There was no way I could stop thinking about you. I knew that I had to find you, no matter how long it took me, after your uncle died. We had both gone too far and suffered too much. You were bearing the sadness and emptiness alone, writing in that hollow house as if you accepted that you were going to stay there for the rest of your life - I’m sure you did. You thought that you had done something so wretched that I wouldn’t want to see you ever again, or, if I did, I would want to kill you. You looked at me like you thought you deserved it, but all I wanted was to be close to you, at last, without the plans and the lies between us. How could I harm you?

Then, you suddenly seemed stronger. You told me that I didn’t know you at all, that you weren’t a sweet girl, and began reading out from a book. At first the words made no sense to me, I didn’t understand what the dusty old books had to do with it, but then my mind seemed to click. Tongues and lips? Bottom? I took the blasted book from your hands and stared first at the tiny blocks of letters and then at the drawing beside them, which I could understand. Naked figures! Was it a dirty book? Were they all like that, all that time you were with Mr. Lilly? The filthy bastard! How could he make you do that?

But you had more to say. You were writing those books yourself now, to earn a living, and you said it not without some self-satisfaction. You thought you were going to drive me away with that, didn’t you? Did you expect me to cringe, to think you dirty? All I wanted was to cross those few steps that separated us and have you in my arms again. You were shaken, talking about Mrs. Sucksby, and your eyes were huge. I could never resist those eyes or the corners of your lips, which frame all the kisses that I still haven’t given you.

Your lips twitched into unsure smiles when I brought a hand to your face, when I tried to rub off the smudge of ink on your temple. I wanted nothing else than to remain there and take care of you, and you seemed to sense it, but some part of you couldn’t quite believe it. I’ll work hard to erase that part of you that thinks you deserve to be despised.
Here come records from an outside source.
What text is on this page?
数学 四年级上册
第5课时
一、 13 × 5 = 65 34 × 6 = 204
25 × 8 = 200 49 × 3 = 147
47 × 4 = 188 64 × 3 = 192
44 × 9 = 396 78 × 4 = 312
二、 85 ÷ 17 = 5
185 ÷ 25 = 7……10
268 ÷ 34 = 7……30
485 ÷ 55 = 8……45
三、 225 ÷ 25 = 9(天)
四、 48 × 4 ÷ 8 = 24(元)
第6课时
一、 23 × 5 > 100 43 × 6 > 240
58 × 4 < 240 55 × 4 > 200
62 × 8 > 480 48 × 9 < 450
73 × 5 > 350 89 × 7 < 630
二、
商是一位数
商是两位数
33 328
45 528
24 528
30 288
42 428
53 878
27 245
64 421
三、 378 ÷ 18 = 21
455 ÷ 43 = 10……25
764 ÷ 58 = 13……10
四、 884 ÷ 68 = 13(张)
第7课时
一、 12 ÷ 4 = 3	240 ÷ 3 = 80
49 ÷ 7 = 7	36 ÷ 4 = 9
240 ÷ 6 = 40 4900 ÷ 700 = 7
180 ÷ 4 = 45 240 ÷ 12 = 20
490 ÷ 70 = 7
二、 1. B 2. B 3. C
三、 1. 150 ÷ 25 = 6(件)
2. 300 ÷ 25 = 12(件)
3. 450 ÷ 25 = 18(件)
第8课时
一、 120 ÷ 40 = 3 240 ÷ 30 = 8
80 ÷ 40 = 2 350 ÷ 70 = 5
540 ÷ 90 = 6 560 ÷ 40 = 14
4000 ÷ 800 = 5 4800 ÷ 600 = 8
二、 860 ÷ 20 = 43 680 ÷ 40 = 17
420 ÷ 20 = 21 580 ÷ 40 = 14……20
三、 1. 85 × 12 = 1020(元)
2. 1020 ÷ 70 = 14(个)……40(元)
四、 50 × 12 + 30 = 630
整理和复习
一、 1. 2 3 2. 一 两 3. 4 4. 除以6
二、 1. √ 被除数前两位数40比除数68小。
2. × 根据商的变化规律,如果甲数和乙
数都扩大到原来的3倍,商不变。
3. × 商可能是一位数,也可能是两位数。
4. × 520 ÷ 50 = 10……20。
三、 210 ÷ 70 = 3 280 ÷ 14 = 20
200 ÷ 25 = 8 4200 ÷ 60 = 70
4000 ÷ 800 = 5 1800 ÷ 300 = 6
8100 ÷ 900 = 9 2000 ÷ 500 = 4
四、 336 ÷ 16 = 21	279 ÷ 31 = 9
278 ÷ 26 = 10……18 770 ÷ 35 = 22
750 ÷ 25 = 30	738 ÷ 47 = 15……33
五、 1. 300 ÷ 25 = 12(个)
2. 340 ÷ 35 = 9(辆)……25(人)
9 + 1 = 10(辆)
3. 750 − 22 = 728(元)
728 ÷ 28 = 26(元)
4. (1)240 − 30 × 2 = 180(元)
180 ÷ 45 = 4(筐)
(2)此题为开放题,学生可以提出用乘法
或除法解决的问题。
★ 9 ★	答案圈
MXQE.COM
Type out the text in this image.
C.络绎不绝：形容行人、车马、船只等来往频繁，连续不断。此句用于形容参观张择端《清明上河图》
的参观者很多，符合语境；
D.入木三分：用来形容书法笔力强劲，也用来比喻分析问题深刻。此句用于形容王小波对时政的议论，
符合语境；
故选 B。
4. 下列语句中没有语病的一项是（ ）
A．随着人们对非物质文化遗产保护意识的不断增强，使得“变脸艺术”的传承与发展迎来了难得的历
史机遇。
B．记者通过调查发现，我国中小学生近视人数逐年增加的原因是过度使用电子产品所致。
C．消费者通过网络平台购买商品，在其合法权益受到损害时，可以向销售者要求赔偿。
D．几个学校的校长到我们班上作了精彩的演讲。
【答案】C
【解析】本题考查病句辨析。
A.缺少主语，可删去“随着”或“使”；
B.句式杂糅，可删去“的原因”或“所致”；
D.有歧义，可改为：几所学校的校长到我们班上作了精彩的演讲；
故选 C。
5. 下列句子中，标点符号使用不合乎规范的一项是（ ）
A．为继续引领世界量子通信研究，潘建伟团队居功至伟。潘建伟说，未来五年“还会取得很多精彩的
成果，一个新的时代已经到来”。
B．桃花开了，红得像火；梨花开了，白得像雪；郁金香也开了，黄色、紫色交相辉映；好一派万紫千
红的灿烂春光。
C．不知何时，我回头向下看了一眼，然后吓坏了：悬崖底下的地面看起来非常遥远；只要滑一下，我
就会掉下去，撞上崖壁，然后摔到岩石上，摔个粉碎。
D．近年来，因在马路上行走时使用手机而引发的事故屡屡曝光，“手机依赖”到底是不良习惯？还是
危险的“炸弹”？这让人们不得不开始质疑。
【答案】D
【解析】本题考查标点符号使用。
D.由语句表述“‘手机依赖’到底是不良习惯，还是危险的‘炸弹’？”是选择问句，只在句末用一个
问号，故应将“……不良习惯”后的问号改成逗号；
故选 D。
Part of me still finds it hard to believe that all this time you’ve really loved me, that all those words you write are ways to say how you want me. You hesitated when you said that those words also spell out how you love me, as if I was going to scorn you for that, or as if it was too much to say it that simply. But I love you too, and now that I’ve found you, I’m here to be with you every day of my life. I’m here to bask in you every night and every day - your skin, your scent. You were shut inside this shell of a house, but I have found you now, gleaming and pure, no matter what you say. You pearl, you pearl.